Influence of cooling rate following heat treatment on microstructure and phase transformation for a two-phase alloy

The effects of cooling rate following the β or α/β heat treatment on microstructure and phase transformation are investigated for BT25y alloy. For this purpose, BT25y alloy is soaked at 1000 °C, 980 °C, 960 °C, 940 °C or 920 °C for 10 min, and then control cooled at rate of either 0.15 °C/s, 1.5 °C/s, 15 °C/s, 45 °C/s, 90 °C/s or 150 °C/s to room temperature. Microstructure observations indicate that the microstructure of BT25y alloy is significantly influenced by the cooling rate. When material is cooled from the β phase field at the lower rate, the α_GBand α_WGBphases are precipitated, and this transformation process can be divided into the four stages: (a) the formation of α_GB, (b) the connection of adjacent α_GB, (c) the precipitation of α_WGB, (d) the growth of α_WGB. However, the increasing of the cooling rate will greatly restrain the precipitations of α_GBand α_WGBphases. In this case, the acicular martensite α′ is precipitated inside β grain. The primary equiaxed-α is retained when material is cooled down from the α/β phase field. The content and size of equiaxed-α decrease with the increasing of solution temperature, but is independent on the cooling rate. At the lower cooling rate, the lamellar α is precipitated and its thickness increases with the increasing of solution temperature. But the increasing cooling rate will weaken the precipitation capacity of the lamellar α. Instead, the martensite α′ phase is precipitated and gradually takes the place of the lamellar α with the increase of cooling rate.
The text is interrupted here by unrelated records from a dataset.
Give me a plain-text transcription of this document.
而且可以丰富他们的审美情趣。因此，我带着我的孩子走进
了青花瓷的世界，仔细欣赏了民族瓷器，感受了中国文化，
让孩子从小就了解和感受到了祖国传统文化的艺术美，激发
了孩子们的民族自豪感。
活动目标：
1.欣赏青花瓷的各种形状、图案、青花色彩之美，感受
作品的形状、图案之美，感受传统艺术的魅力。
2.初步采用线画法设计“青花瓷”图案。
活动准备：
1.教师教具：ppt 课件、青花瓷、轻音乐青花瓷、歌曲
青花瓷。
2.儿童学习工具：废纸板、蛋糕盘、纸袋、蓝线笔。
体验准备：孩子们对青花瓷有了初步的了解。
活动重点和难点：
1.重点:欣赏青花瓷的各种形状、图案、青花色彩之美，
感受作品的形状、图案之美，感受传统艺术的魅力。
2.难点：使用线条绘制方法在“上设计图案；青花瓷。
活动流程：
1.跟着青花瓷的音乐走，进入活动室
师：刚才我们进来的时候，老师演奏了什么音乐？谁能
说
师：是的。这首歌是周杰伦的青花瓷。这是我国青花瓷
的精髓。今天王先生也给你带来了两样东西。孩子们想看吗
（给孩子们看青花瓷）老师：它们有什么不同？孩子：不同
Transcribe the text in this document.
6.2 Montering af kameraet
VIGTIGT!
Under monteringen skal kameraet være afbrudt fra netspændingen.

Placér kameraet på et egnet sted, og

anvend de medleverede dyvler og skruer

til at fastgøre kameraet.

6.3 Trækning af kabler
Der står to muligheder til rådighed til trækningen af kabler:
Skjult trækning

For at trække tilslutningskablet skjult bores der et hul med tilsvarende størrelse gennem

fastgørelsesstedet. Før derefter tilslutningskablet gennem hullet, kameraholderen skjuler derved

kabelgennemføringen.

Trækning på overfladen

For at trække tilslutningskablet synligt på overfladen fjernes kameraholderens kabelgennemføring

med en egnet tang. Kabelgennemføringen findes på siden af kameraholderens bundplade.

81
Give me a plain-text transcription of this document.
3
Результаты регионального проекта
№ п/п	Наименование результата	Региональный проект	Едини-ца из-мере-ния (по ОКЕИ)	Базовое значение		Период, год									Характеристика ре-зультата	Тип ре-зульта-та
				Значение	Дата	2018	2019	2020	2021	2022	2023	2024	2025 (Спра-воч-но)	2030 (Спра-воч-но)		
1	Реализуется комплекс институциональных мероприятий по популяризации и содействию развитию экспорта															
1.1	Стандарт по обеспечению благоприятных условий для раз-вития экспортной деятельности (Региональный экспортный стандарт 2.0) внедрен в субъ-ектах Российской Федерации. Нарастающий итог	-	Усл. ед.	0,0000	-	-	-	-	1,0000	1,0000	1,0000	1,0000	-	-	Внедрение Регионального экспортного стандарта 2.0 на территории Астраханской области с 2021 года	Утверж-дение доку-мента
In conclusion, whether material cools down from β single phase field or α/β two-phase field, a phase transformation law is summarized for BT25y alloy. The lamellar α is the only precipitated phase when the cooling rate ≤15 °C/s. The precipitated phase consists of the lamellar α and martensite α′ phase when the cooling rate is 15 °C/s ∼90 °C/s. The only martensite α′ phase is precipitated when the cooling rate ≥90 °C/s.